Das memória da Baixada Fluminense ao Encontro com Fátima Bernardes

Os “portais” da ancestralidade e do imaginário preto abertos pelo multiartista Tarso Gentil nas telas do Encontro com Fátima Bernardes.

A memória das ruas do Gramacho na Baixada Fluminense e da sua família inspiram as obras do artista visual, ator e cenógrafo, Tarso Gentil, que a partir de segunda-feira (18) terá trinta de suas artes exibidas nos palcos do Encontro com Fátima Bernardes, na Rede Globo, que seguirá até sexta-feira (22).

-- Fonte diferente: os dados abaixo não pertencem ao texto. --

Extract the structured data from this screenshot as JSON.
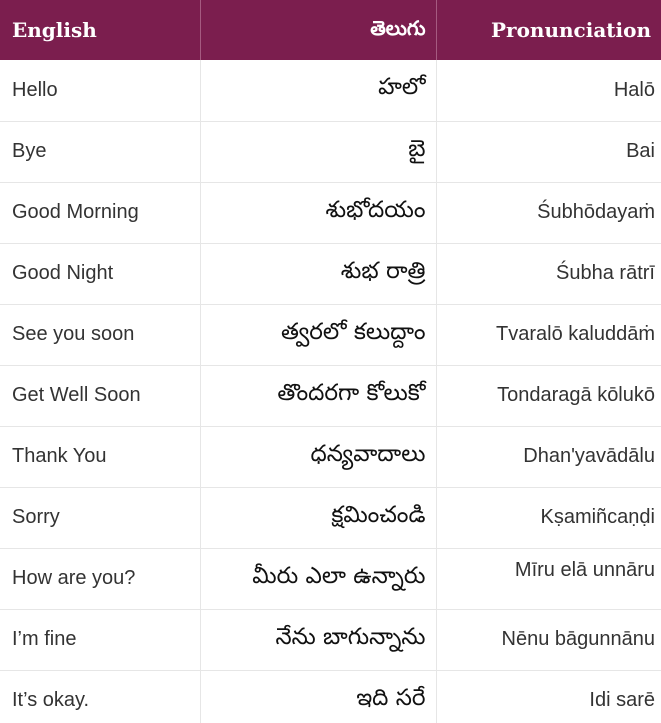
{
  "header": {
    "english": "English",
    "telugu": "తెలుగు",
    "pronunciation": "Pronunciation"
  },
  "rows": [
    {
      "english": "Hello",
      "telugu": "హలో",
      "pronunciation": "Halō"
    },
    {
      "english": "Bye",
      "telugu": "బై",
      "pronunciation": "Bai"
    },
    {
      "english": "Good Morning",
      "telugu": "శుభోదయం",
      "pronunciation": "Śubhōdayaṁ"
    },
    {
      "english": "Good Night",
      "telugu": "శుభ రాత్రి",
      "pronunciation": "Śubha rātrī"
    },
    {
      "english": "See you soon",
      "telugu": "త్వరలో కలుద్దాం",
      "pronunciation": "Tvaralō kaluddāṁ"
    },
    {
      "english": "Get Well Soon",
      "telugu": "తొందరగా కోలుకో",
      "pronunciation": "Tondaragā kōlukō"
    },
    {
      "english": "Thank You",
      "telugu": "ధన్యవాదాలు",
      "pronunciation": "Dhan'yavādālu"
    },
    {
      "english": "Sorry",
      "telugu": "క్షమించండి",
      "pronunciation": "Kṣamiñcaṇḍi"
    },
    {
      "english": "How are you?",
      "telugu": "మీరు ఎలా ఉన్నారు",
      "pronunciation": "Mīru elā unnāru"
    },
    {
      "english": "I’m fine",
      "telugu": "నేను బాగున్నాను",
      "pronunciation": "Nēnu bāgunnānu"
    },
    {
      "english": "It’s okay.",
      "telugu": "ఇది సరే",
      "pronunciation": "Idi sarē"
    }
  ]
}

Envolvido com arte desde criança, e tendo passado por vários cursos como Escola de Teatro Tablado e Escola Técnica de Teatro Martins Pena, o artista apresenta em seu trabalho seus atravessamentos, conduzindo uma linha tênue entre a sociedade e o indivíduo,  o corpo e o espírito.

O que começou a partir de uma pesquisa sobre os caminhos traçados entre linhas e pontos, deu vida à obras que trazem as figuras do imaginário de Tarso, do encontro entre os ensinamentos de familiares, como avós e tios avós, das ruas por onde passa, das dramaturgias que escreve e das memórias sensoriais e afetivas das ancestralidades africanas e indígenas, com os propósitos de abrir portais para quem as observa e de ressaltar a importância se destinar atenção às trajetórias de pessoas pretas.

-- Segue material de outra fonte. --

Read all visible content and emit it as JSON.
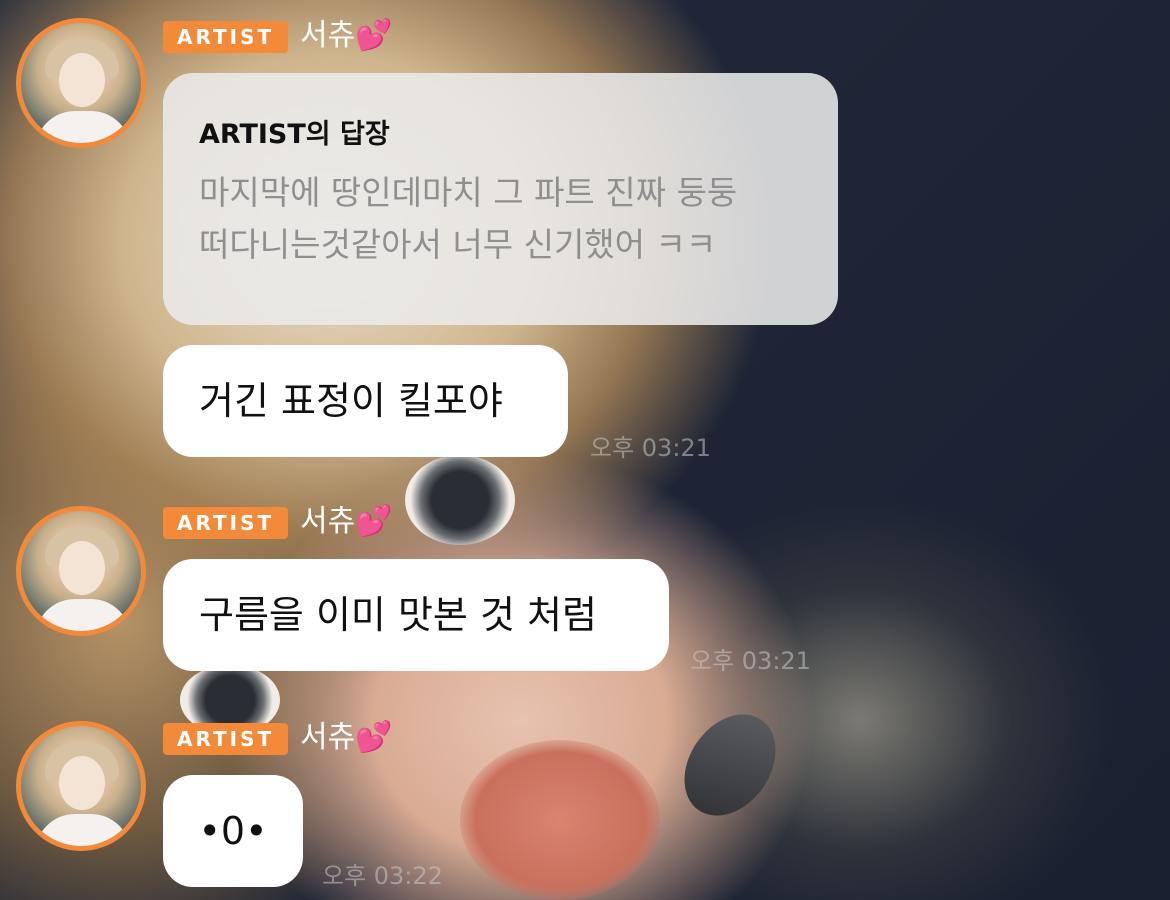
{
  "messages": [
    {
      "badge": "ARTIST",
      "name": "서츄💕",
      "reply": {
        "title": "ARTIST의 답장",
        "line1": "마지막에 땅인데마치 그 파트 진짜 둥둥",
        "line2": "떠다니는것같아서 너무 신기했어 ㅋㅋ"
      },
      "text": "거긴 표정이 킬포야",
      "time": "오후 03:21"
    },
    {
      "badge": "ARTIST",
      "name": "서츄💕",
      "text": "구름을 이미 맛본 것 처럼",
      "time": "오후 03:21"
    },
    {
      "badge": "ARTIST",
      "name": "서츄💕",
      "text": "•0•",
      "time": "오후 03:22"
    }
  ],
  "colors": {
    "accent": "#f28a3a",
    "bubble": "#ffffff",
    "reply_bubble": "#ebebeb",
    "heart": "#ff4fa3"
  }
}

“Os pontos são os lugares em que você não necessariamente para, mas que você de alguma maneira deixa sementes. As linhas, são por onde você passa, é sobre o caminho. Já as cores, carregam a alegria, o respiro.” conta o artista.

Na cidade em que os números apontam o sucesso do projeto estrutural, eleito por Abdias do Nascimento como “genocídio do negro brasileiro, onde 78% dos mortos em ações policiais no RJ são pretos ou pardos (2019), ou que oito corpos encontrados em áreas públicas fazem parte do cotidiano, um cenário se faz comum: crianças privadas de liberdade para existir, explorar as ruas em que vivem ou até se comunicar.”

Essas características, marcadas pela racialidade, acompanham a maioria dos adultos das periferias cariocas. Mas às vezes, fogem à regra. Foi assim com Tarso Gentil. A arte foi sua válvula de escape. 

“A arte foi pra mim um objeto transformador
em relação a comunicação com o mundo” –

Tarso Gentil.

O menino considerado tímido durante a infância e adolescência, encontrou na arte a possibilidade de desenvolver e explorar não só os talentos manuais que já faziam parte de sua rotina, mas também as dificuldades de comunicação e relacionamento que tinha.

Hoje, após romper essas barreiras, entende que a sua caminhada e o seu trabalho “têm a ver com uma missão”, um exercício comum e cotidiano para os povos que cultuam uma ancestralidade africana, o retorno à sua comunidade e o trabalho com o futuro de tudo, os mais novos.

Saiam das ruas, desçam dos palcos…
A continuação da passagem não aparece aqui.